The assailants fled away. The Division Bench held on the basis of the evidence that even before the deceased had boarded the auto rickshaw he had been chased by the miscreants and therefore their intention was to kill him and as such, the occurrence did not arise out of the use of the motor vehicle. 11. I have carefully perused the original record. The insurance company has denied that the vehicle was insured with them.
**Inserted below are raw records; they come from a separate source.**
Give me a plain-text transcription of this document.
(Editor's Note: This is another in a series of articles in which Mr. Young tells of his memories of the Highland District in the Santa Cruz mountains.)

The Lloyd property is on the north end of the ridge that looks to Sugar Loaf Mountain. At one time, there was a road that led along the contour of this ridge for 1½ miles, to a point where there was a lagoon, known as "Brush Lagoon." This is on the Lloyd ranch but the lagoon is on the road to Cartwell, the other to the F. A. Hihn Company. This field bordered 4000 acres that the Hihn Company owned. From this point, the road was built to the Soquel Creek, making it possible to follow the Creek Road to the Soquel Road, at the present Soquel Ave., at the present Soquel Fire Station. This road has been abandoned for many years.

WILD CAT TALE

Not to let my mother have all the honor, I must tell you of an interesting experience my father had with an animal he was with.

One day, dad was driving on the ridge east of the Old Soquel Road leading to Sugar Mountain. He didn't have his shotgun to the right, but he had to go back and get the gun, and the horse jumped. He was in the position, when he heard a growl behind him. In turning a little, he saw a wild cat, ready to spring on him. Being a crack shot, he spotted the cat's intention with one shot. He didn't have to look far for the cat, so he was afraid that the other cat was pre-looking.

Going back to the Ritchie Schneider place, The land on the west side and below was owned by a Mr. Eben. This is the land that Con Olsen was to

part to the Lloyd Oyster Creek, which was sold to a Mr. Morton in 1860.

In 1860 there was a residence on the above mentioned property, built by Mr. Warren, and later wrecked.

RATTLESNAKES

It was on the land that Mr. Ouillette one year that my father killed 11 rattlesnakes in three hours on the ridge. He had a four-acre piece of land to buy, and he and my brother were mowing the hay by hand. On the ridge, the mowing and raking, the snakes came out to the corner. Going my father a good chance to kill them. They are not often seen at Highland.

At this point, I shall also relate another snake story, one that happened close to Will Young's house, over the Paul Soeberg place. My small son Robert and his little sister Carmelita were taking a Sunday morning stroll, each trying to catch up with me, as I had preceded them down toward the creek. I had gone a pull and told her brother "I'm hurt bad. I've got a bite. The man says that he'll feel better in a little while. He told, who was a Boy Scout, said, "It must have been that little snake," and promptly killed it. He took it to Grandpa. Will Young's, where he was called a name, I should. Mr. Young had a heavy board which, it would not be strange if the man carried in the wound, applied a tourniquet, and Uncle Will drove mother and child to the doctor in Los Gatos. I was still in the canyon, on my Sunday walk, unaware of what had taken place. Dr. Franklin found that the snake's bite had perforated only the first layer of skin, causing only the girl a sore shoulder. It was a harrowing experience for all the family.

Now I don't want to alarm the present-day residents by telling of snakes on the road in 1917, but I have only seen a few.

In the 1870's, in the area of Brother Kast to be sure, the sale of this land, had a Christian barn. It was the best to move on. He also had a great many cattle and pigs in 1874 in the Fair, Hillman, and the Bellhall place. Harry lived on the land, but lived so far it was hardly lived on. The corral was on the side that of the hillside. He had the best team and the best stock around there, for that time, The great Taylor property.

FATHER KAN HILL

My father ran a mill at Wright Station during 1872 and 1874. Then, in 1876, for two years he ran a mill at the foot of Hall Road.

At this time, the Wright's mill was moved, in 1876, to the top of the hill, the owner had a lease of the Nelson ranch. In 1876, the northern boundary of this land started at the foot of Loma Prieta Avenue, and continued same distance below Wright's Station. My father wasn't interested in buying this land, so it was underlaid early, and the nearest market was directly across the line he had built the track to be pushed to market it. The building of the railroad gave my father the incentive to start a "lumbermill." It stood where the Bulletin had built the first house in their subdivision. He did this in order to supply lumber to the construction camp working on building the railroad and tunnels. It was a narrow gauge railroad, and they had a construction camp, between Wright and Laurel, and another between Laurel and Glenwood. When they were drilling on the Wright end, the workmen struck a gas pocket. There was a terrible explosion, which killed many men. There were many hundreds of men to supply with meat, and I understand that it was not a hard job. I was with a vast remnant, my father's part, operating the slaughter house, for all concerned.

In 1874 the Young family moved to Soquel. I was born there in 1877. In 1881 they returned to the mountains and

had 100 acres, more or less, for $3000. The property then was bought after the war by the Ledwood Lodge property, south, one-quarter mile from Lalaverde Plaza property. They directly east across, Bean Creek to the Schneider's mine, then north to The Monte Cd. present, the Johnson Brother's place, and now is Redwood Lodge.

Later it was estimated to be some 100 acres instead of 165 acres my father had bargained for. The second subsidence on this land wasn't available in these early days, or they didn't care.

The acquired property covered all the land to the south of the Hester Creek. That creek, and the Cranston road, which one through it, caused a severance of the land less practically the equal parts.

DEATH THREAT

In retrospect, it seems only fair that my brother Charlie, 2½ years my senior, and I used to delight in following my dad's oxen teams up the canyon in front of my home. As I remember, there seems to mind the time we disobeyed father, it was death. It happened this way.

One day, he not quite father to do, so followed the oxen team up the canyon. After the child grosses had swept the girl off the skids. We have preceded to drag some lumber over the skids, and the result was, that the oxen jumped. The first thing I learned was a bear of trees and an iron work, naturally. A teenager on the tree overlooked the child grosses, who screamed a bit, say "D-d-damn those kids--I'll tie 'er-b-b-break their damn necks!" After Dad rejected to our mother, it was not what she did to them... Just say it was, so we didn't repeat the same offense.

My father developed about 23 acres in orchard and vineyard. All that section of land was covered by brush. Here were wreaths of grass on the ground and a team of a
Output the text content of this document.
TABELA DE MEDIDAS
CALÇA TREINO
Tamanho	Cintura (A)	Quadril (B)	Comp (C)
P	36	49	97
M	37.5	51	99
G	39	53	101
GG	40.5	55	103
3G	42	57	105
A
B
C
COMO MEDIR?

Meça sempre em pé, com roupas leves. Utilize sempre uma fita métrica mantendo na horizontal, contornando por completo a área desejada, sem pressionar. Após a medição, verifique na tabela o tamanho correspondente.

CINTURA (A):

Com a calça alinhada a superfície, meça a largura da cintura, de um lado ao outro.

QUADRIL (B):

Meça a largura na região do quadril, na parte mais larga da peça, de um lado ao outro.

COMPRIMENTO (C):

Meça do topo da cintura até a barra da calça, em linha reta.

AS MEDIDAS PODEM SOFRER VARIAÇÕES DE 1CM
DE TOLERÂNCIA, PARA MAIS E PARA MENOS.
It would be pertinent to mention that though the insured gave details of the insurance policies covering the vehicle from the period 23.8.1997 22.8.1998 and also for the period 23.8.1999 to 22.8.2000 but he failed to produce or gave the details of any policy which was valid on the date of the accident i.e. 02.7.1999. Therefore, there is nothing to prove that the vehicle was insured on the date of accident 12. Therefore, I find no merit in the appeal which is, accordingly, dismissed. Send down the LCRs forthwith.